In fact, tennis can be considered the “great equalizer.” Once that first ball is served, all social inhibitions vanish quickly and no one, not even a former governor (in one club’s case), is exempt from a little good-natured teasing should they dink a volley.

Of course, elite tennis clubs with prohibitive membership dues and excessive court fees tend to perpetuate the notion that the sport is beyond the reach of middle-class America. However, outdoor facilities such as my club, the Scranton (Pa.) Tennis Club, do everything within their power to ensure that this great activity is accessible to virtually anyone who has the desire to pick up a racquet and hit a ball over a net.

Although somewhat unique in its operational structure, the Scranton Tennis Club embodies what tennis is — or should be — all about. As a nonprofit entity, the club is not bent on making a large profit margin. On the contrary, the club exists on a shoestring budget and seeks only to keep its head above water each year.

With modest dues (an adult membership costs $280) and no court fees, the club’s laid-back policy has kept it solvent for more than 75 years, and has attracted rock ‘n’ roll band members and even the aforementioned former governor. Club members appreciate the reasonable fees and do their part to keep costs to a minimum by helping the one-man grounds crew/tennis pro sweep the Har-Tru courts and dust off the lines.

During the tennis boom of the 1970s, the club actually capped its membership at 220 to ensure plenty of court time for its active members. However, as activities such as golf grew in popularity, tennis clubs around the country began to see a drastic decline in membership. The Scranton Tennis Club was no exception and faced some pretty lean years of empty courts.

Thanks to innovative marketing strategies, such as the creation of nighttime leagues for all levels of play along with a free instructional clinic each week, the club has rebounded nicely and now is eerily reminiscent of the “good old days.” As you drive into the club you immediately notice a parking lot full of cars, with the latest model BMW parked next to a Ford Focus with rust on its underbelly.

The porch, which serves as the gathering point for members to match up for singles, doubles and mixed doubles, is usually filled on weekends with people from all backgrounds who discuss everything from politics to poetry to plumbing. Here, everyone’s on a first-name basis.

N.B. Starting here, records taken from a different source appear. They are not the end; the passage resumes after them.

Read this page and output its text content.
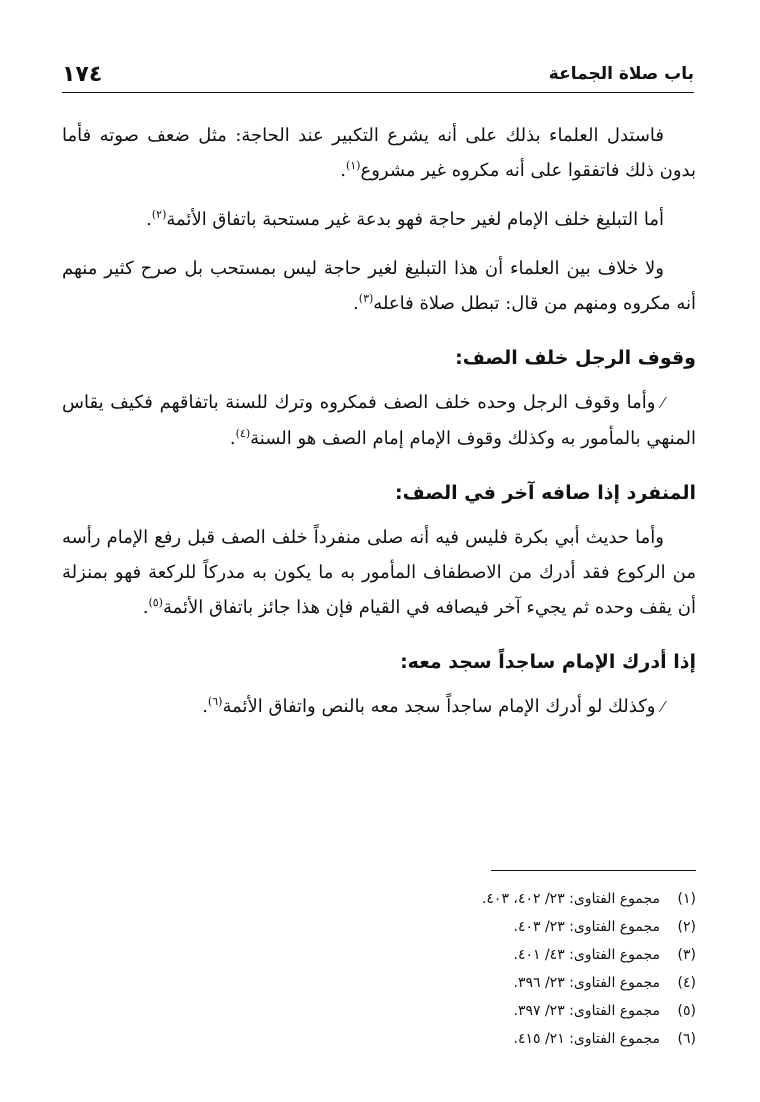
١٧٤	باب صلاة الجماعة

فاستدل العلماء بذلك على أنه يشرع التكبير عند الحاجة: مثل ضعف صوته فأما بدون ذلك فاتفقوا على أنه مكروه غير مشروع$^{(١)}$.

أما التبليغ خلف الإمام لغير حاجة فهو بدعة غير مستحبة باتفاق الأئمة$^{(٢)}$.

ولا خلاف بين العلماء أن هذا التبليغ لغير حاجة ليس بمستحب بل صرح كثير منهم أنه مكروه ومنهم من قال: تبطل صلاة فاعله$^{(٣)}$.

وقوف الرجل خلف الصف:

⁄وأما وقوف الرجل وحده خلف الصف فمكروه وترك للسنة باتفاقهم فكيف يقاس المنهي بالمأمور به وكذلك وقوف الإمام إمام الصف هو السنة$^{(٤)}$.

المنفرد إذا صافه آخر في الصف:

وأما حديث أبي بكرة فليس فيه أنه صلى منفرداً خلف الصف قبل رفع الإمام رأسه من الركوع فقد أدرك من الاصطفاف المأمور به ما يكون به مدركاً للركعة فهو بمنزلة أن يقف وحده ثم يجيء آخر فيصافه في القيام فإن هذا جائز باتفاق الأئمة$^{(٥)}$.

إذا أدرك الإمام ساجداً سجد معه:

⁄وكذلك لو أدرك الإمام ساجداً سجد معه بالنص واتفاق الأئمة$^{(٦)}$.

(١)مجموع الفتاوى: ٢٣/ ٤٠٢، ٤٠٣.
(٢)مجموع الفتاوى: ٢٣/ ٤٠٣.
(٣)مجموع الفتاوى: ٤٣/ ٤٠١.
(٤)مجموع الفتاوى: ٢٣/ ٣٩٦.
(٥)مجموع الفتاوى: ٢٣/ ٣٩٧.
(٦)مجموع الفتاوى: ٢١/ ٤١٥.
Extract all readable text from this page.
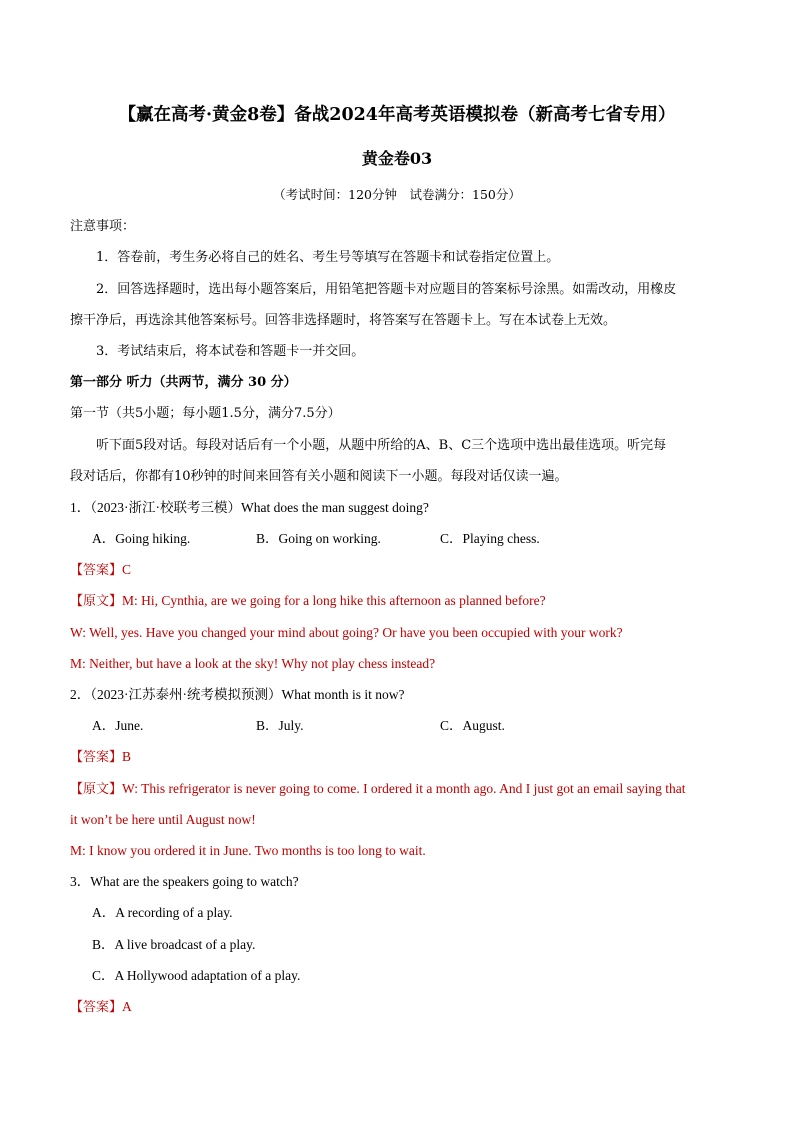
【赢在高考·黄金8卷】备战2024年高考英语模拟卷（新高考七省专用）
黄金卷03
（考试时间：120分钟　试卷满分：150分）
注意事项：
1．答卷前，考生务必将自己的姓名、考生号等填写在答题卡和试卷指定位置上。
2．回答选择题时，选出每小题答案后，用铅笔把答题卡对应题目的答案标号涂黑。如需改动，用橡皮
擦干净后，再选涂其他答案标号。回答非选择题时，将答案写在答题卡上。写在本试卷上无效。
3．考试结束后，将本试卷和答题卡一并交回。
第一部分 听力（共两节，满分 30 分）
第一节（共5小题；每小题1.5分，满分7.5分）
听下面5段对话。每段对话后有一个小题，从题中所给的A、B、C三个选项中选出最佳选项。听完每
段对话后，你都有10秒钟的时间来回答有关小题和阅读下一小题。每段对话仅读一遍。
1．（2023·浙江·校联考三模）What does the man suggest doing?
A．Going hiking.	B．Going on working.	C．Playing chess.
【答案】C
【原文】M: Hi, Cynthia, are we going for a long hike this afternoon as planned before?
W: Well, yes. Have you changed your mind about going? Or have you been occupied with your work?
M: Neither, but have a look at the sky! Why not play chess instead?
2．（2023·江苏泰州·统考模拟预测）What month is it now?
A．June.	B．July.	C．August.
【答案】B
【原文】W: This refrigerator is never going to come. I ordered it a month ago. And I just got an email saying that
it won’t be here until August now!
M: I know you ordered it in June. Two months is too long to wait.
3．What are the speakers going to watch?
A．A recording of a play.
B．A live broadcast of a play.
C．A Hollywood adaptation of a play.
【答案】A
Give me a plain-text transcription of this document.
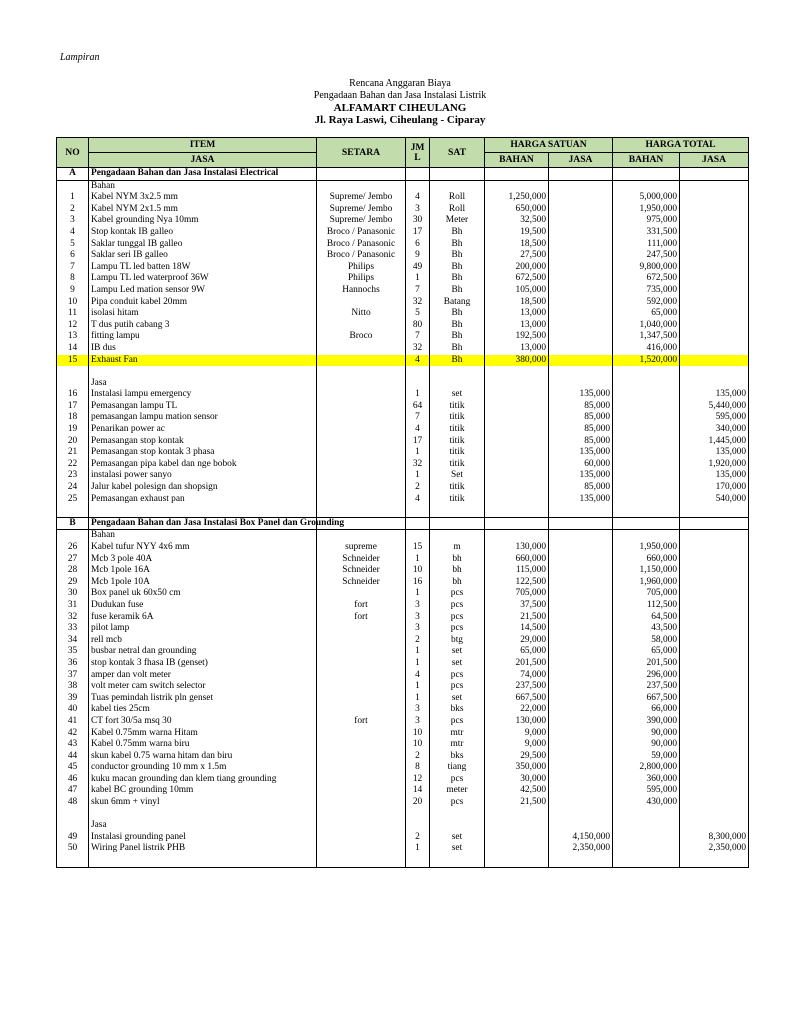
Lampiran
Rencana Anggaran Biaya
Pengadaan Bahan dan Jasa Instalasi Listrik
ALFAMART CIHEULANG
Jl. Raya Laswi, Ciheulang - Ciparay
NO	ITEM	SETARA	JM L	SAT	HARGA SATUAN		HARGA TOTAL	
	JASA				BAHAN	JASA	BAHAN	JASA
A	Pengadaan Bahan dan Jasa Instalasi Electrical							
	Bahan							
1	Kabel NYM 3x2.5 mm	Supreme/ Jembo	4	Roll	1,250,000		5,000,000	
2	Kabel NYM 2x1.5 mm	Supreme/ Jembo	3	Roll	650,000		1,950,000	
3	Kabel grounding Nya 10mm	Supreme/ Jembo	30	Meter	32,500		975,000	
4	Stop kontak IB galleo	Broco / Panasonic	17	Bh	19,500		331,500	
5	Saklar tunggal IB galleo	Broco / Panasonic	6	Bh	18,500		111,000	
6	Saklar seri IB galleo	Broco / Panasonic	9	Bh	27,500		247,500	
7	Lampu TL led batten 18W	Philips	49	Bh	200,000		9,800,000	
8	Lampu TL led waterproof 36W	Philips	1	Bh	672,500		672,500	
9	Lampu Led mation sensor 9W	Hannochs	7	Bh	105,000		735,000	
10	Pipa conduit kabel 20mm		32	Batang	18,500		592,000	
11	isolasi hitam	Nitto	5	Bh	13,000		65,000	
12	T dus putih cabang 3		80	Bh	13,000		1,040,000	
13	fitting lampu	Broco	7	Bh	192,500		1,347,500	
14	IB dus		32	Bh	13,000		416,000	
15	Exhaust Fan		4	Bh	380,000		1,520,000	

	Jasa							
16	Instalasi lampu emergency		1	set		135,000		135,000
17	Pemasangan lampu TL		64	titik		85,000		5,440,000
18	pemasangan lampu mation sensor		7	titik		85,000		595,000
19	Penarikan power ac		4	titik		85,000		340,000
20	Pemasangan stop kontak		17	titik		85,000		1,445,000
21	Pemasangan stop kontak 3 phasa		1	titik		135,000		135,000
22	Pemasangan pipa kabel dan nge bobok		32	titik		60,000		1,920,000
23	instalasi power sanyo		1	Set		135,000		135,000
24	Jalur kabel polesign dan shopsign		2	titik		85,000		170,000
25	Pemasangan exhaust pan		4	titik		135,000		540,000

B	Pengadaan Bahan dan Jasa Instalasi Box Panel dan Grounding							
	Bahan							
26	Kabel tufur NYY 4x6 mm	supreme	15	m	130,000		1,950,000	
27	Mcb 3 pole 40A	Schneider	1	bh	660,000		660,000	
28	Mcb 1pole 16A	Schneider	10	bh	115,000		1,150,000	
29	Mcb 1pole 10A	Schneider	16	bh	122,500		1,960,000	
30	Box panel uk 60x50 cm		1	pcs	705,000		705,000	
31	Dudukan fuse	fort	3	pcs	37,500		112,500	
32	fuse keramik 6A	fort	3	pcs	21,500		64,500	
33	pilot lamp		3	pcs	14,500		43,500	
34	rell mcb		2	btg	29,000		58,000	
35	busbar netral dan grounding		1	set	65,000		65,000	
36	stop kontak 3 fhasa IB (genset)		1	set	201,500		201,500	
37	amper dan volt meter		4	pcs	74,000		296,000	
38	volt meter cam switch selector		1	pcs	237,500		237,500	
39	Tuas pemindah listrik pln genset		1	set	667,500		667,500	
40	kabel ties 25cm		3	bks	22,000		66,000	
41	CT fort 30/5a msq 30	fort	3	pcs	130,000		390,000	
42	Kabel 0.75mm warna Hitam		10	mtr	9,000		90,000	
43	Kabel 0.75mm warna biru		10	mtr	9,000		90,000	
44	skun kabel 0.75 warna hitam dan biru		2	bks	29,500		59,000	
45	conductor grounding 10 mm x 1.5m		8	tiang	350,000		2,800,000	
46	kuku macan grounding dan klem tiang grounding		12	pcs	30,000		360,000	
47	kabel BC grounding 10mm		14	meter	42,500		595,000	
48	skun 6mm + vinyl		20	pcs	21,500		430,000	

	Jasa							
49	Instalasi grounding panel		2	set		4,150,000		8,300,000
50	Wiring Panel listrik PHB		1	set		2,350,000		2,350,000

Recently a retired ENT physician was engaged in a heated debate with a high-school English teacher over the best way to rid a backyard of pesky groundhogs. A patent attorney chimed in with her opinion, as did the private airline pilot, but ultimately it was the pest-control specialist who had the final say.

A veteran 4.5 club player, Jeff Lewis was also a successful high school tennis coach for many years. He continues to play regularly and writes frequently about his favorite sport for a variety of magazines and newspapers.